Why is the Department of Agriculture propping up these colleges?

Small rural private liberal arts colleges are on a collision course with a mass extinction event– rising costs, declining enrollment, and a coming demographic winter—Government loans and bailouts are exactly what not to do.

The Department of Agriculture (USDA) has been loaning tens of millions of dollars to rural colleges and universities, some of which couldn’t get financing from conventional lenders or fell under intense financial scrutiny from the Education Department thanks to their precarious budgets. (WashingtonPost)

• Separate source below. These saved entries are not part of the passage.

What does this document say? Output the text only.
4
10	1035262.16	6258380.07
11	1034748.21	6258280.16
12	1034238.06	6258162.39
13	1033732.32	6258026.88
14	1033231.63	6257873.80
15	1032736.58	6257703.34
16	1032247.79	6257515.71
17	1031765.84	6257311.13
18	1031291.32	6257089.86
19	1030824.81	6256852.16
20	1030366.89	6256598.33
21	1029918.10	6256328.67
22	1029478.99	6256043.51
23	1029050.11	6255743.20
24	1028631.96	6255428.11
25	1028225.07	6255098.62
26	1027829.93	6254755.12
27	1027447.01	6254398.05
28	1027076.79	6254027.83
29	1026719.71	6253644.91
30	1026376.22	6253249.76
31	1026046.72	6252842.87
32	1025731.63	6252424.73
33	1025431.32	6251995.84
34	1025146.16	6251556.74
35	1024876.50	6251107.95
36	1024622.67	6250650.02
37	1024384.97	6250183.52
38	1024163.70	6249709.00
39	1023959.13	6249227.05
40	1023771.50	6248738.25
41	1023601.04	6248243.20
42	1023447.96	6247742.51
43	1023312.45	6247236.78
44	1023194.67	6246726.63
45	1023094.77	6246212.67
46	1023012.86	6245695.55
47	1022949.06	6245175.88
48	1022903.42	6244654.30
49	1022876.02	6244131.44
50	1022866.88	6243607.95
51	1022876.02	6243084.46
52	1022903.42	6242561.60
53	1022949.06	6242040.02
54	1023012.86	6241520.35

Fifteen of the 20 most rural states cut their funding for public universities and colleges in the 10 years after the recession that began in 2008, according to the Center on Budget and Policy Priorities. Institutions in some of those states have, in turn, eliminated a huge number of majors, merged or closed.

The USDA has stepped in to staunch this flow with low-interest direct loans to colleges and universities in rural areas with populations of 20,000 or fewer and loan guarantees to those in rural areas with populations of up to 50,000.

The decline of rural higher education is certainly a pressing issue and is a big “equity” challenge in the United States. The Federal Reserve has found that fewer people in rural areas have bachelor’s degrees, at only 21 percent, compared to 35 percent of those in urban places. This disparity has nearly tripled since 1970. As a result, household earnings are 20 to 25 percent lower in rural places than in urban ones. In addition, rural Americans with a bachelor’s degree earn 44 percent more, on average, than those with only a high school diploma. The government claim is that without many private colleges being propped up by the USDA in what would otherwise be higher education “deserts,” 13 million Americans would live in areas where the nearest university is beyond a reasonable commute away.

The government’s response is Keynesian. It is inserting itself into these communities citing the stress and strain on the local economy if a college should fail.

Yet the dam has broken. 35 colleges closed in 2021, and 48 more in 2022. And there are hundreds more on the brink.

“Beyond the educational prospects, these institutions support small businesses who depend on the student and faculty population, and they make their communities a more attractive place to live,”

Agriculture Secretary Tom Vilsack,and former governor of Iowa

It is risking taxpayer money to delay the seemingly inevitable closings of many of these institutions. It should not be the government’s call. This should be left to supply and demand where the superior product triumphs.

What is clearly needed is creative destruction. Policymakers should do more to enable creative partnerships, mergers, and acquisitions (noting that the latter two are very hard to do in the non-profit sector). However, many of these colleges simply need to be left to fail. The ones that do survive are going to be the ones that identify unique selling points to make them stand out.

While these findings highlight a need for greater investment in higher education infrastructure in rural areas, there are 100s of small rural colleges on the brink and for the sake of the treasury, and for the pursuit of excellence, they need to be let to fail.